There's more to Easter than eggs and rabbits!
All of us have come to accept or at least acknowledge the time of year called Easter, but it's not what you think.
A bit of background that you may already know; Good Friday is the day that Jesus was crucified, nailed to a cross and died, just outside Jerusalem in Israel.
After Jesus died, he was taken down and buried in a tomb, which was in the side of a rock face, with a circular rock rolled in front of the entrance as a door. This is where the symbolism of Easter Eggs came from. Pagans viewed them as a symbol for fertility and Catholics adopted them as representing the stone that was rolled away form the tomb entrance.
On the third day, Jesus rose from the dead and this day is now called Easter Sunday.
For a full explanation about God's ultimate plan that required Jesus to accept death on a Cross, please click here - The Big Picture.
It is believed that the name Good Friday originated as 'Great Friday' and the Catholic church adopted the name 'Good Friday in about the 6th or 7th century.
However, the origins of the name "Easter" are important! Back in the day, back to Babylon and Nebuchadnezzar, the spring equinox festival was called Easter (KJV Acts 12:4) was the time when pagans worshiped the goddess Ishtar, who was the goddess of love, war, fertility and sexuality.

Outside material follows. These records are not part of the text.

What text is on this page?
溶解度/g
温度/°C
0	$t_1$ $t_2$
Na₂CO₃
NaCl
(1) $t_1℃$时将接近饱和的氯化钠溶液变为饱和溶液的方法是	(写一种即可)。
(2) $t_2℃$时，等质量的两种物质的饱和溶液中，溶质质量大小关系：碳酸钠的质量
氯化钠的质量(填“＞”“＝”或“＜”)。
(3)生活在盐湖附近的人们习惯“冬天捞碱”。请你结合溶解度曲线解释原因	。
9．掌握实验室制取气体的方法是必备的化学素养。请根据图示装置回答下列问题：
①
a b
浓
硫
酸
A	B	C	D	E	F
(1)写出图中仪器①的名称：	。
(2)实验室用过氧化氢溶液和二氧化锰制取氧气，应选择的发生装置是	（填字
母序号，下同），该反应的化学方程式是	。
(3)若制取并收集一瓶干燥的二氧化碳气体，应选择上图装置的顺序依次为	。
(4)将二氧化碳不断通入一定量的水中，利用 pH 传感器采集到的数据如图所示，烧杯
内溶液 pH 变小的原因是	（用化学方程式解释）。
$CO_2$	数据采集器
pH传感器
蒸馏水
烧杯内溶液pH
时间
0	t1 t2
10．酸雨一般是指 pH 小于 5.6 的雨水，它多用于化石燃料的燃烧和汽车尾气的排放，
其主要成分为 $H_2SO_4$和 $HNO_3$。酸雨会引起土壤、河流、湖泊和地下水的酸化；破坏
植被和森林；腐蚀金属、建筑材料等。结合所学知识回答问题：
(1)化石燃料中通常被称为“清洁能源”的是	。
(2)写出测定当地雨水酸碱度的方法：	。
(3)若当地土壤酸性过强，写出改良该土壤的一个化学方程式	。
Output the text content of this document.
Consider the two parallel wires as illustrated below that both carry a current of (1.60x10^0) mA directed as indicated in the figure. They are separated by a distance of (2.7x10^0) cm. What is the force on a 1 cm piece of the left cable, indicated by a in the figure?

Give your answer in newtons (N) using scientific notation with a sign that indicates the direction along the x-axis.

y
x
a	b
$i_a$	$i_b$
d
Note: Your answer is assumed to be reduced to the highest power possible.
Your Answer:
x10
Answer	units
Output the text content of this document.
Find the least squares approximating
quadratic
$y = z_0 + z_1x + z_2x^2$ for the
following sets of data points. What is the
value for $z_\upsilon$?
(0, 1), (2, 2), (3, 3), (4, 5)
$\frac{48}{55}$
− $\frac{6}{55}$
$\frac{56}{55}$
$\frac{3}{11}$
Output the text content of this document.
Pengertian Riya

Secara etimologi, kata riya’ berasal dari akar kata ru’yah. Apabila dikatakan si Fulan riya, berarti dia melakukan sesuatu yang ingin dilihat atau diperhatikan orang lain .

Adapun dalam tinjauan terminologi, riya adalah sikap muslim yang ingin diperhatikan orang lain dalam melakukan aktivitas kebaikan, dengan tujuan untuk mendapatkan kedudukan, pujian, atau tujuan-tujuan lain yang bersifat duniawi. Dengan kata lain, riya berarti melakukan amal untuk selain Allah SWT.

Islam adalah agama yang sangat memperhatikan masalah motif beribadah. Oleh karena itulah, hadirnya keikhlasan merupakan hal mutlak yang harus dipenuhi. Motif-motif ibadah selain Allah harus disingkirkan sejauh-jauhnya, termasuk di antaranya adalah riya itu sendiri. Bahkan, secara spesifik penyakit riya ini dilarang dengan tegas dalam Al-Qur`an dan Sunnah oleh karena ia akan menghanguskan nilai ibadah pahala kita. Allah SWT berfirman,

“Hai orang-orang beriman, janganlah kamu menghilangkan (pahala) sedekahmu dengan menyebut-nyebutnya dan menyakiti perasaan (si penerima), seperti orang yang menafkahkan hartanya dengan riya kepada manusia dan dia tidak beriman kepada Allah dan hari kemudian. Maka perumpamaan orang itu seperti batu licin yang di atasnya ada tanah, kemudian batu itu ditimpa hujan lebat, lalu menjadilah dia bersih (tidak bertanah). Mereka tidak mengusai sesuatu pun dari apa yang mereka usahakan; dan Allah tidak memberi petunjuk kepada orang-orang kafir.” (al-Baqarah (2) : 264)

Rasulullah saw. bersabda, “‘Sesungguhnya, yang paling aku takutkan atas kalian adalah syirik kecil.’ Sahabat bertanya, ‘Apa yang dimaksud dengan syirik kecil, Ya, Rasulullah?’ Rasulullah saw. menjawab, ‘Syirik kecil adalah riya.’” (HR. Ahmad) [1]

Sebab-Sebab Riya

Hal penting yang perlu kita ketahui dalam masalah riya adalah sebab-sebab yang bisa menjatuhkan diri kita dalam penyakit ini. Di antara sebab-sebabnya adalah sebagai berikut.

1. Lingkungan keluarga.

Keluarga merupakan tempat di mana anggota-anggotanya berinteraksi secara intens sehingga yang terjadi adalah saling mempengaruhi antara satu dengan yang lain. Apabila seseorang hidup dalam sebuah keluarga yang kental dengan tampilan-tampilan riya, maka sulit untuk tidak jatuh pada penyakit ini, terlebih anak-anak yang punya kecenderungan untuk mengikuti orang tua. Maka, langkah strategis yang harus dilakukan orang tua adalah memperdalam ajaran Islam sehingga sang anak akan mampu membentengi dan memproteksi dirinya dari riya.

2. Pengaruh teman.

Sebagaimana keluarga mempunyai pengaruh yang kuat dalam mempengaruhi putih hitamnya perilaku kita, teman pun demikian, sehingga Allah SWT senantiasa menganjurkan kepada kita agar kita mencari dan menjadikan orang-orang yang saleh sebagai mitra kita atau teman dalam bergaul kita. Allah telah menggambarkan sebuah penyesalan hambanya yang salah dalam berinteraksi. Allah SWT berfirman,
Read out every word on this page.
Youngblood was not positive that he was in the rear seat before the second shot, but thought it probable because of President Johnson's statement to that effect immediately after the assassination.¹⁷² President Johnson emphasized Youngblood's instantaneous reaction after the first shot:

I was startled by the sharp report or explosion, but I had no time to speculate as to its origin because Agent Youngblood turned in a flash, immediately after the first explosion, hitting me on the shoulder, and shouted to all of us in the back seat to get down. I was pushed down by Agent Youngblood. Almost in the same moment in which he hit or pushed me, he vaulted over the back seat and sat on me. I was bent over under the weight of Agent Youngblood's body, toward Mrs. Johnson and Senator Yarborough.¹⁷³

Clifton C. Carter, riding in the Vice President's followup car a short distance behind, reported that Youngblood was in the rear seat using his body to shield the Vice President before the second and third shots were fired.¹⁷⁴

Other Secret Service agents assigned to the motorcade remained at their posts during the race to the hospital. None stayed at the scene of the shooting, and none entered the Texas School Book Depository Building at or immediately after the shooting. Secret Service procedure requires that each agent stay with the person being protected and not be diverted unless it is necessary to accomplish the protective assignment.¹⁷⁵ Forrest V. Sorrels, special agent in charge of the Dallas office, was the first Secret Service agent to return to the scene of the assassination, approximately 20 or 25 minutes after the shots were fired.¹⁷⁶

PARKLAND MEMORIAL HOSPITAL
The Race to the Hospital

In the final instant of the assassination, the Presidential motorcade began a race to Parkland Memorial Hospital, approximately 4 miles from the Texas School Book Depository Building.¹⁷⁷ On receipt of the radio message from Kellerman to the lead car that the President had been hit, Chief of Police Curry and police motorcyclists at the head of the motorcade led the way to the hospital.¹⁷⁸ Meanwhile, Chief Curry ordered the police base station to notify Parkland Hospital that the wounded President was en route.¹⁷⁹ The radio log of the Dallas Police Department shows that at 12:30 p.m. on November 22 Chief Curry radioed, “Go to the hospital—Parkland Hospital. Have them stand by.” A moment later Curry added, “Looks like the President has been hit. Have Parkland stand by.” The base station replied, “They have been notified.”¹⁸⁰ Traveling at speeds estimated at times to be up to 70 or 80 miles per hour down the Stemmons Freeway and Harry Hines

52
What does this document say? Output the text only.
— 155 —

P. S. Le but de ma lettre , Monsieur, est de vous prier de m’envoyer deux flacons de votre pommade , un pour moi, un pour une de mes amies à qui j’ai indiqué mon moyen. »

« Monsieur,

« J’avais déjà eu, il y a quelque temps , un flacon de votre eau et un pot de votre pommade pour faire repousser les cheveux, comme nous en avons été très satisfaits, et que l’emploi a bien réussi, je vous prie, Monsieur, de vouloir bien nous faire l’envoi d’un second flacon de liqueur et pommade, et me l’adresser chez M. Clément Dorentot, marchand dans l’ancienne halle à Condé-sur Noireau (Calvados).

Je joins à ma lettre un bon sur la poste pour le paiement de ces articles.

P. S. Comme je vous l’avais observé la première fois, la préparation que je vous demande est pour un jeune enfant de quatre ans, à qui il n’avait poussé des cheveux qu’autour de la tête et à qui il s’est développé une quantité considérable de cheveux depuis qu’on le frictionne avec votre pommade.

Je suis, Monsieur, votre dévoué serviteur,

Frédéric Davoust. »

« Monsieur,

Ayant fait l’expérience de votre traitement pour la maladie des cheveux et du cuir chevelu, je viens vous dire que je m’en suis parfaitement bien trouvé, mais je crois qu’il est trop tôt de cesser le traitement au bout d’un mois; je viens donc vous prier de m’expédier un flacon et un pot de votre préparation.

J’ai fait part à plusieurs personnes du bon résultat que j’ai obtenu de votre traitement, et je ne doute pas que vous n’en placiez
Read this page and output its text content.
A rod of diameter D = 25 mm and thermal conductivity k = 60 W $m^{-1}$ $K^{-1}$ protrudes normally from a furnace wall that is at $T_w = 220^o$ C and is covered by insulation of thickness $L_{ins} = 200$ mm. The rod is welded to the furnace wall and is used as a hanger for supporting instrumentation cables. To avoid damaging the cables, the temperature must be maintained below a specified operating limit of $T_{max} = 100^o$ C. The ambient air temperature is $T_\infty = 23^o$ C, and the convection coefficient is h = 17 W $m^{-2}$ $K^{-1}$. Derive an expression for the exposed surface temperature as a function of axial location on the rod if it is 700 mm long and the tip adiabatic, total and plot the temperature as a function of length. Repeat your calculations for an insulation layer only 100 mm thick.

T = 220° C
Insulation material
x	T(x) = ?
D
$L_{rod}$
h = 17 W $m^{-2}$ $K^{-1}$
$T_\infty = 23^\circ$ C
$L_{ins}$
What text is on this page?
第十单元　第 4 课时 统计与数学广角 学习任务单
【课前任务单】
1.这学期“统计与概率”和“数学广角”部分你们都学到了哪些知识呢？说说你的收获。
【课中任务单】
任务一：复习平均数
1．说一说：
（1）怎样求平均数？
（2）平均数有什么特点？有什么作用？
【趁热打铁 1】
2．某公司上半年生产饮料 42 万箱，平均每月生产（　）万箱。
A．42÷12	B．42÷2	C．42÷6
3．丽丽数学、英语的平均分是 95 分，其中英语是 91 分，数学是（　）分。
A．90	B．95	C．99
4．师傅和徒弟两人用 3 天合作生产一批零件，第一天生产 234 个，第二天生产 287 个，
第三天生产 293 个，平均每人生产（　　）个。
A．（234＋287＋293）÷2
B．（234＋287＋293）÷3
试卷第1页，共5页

There are many such adoptions by the Catholic church, now seen as religious Christian traditions, which were in fact pagan rituals merged in to the Catholic religion to appease the masses. These adoptions began around 400ce when the first Bishop of Damascus became the first Pope of Rome.
Even the lead up to Easter, the period called Lent, is not in the Bible and is another activity adopted from Babylonian paganism by the Catholic religion.
As you can see, there is a lot going on that many people take as read as being correct but in fact is not 'real' Christianity but adopted pagan rituals and symbolism.
So next 'Good Friday' bank holiday, try and remember that it's not Easter Sunday for Christians, but rather, it should be called Resurrection Sunday.
I believe it is essential to share the accurate back-story of the Bible, so that we can understand how significant it is and why there has been a concerted effort to eradicate the genuine belief and power that comes from being a Christian.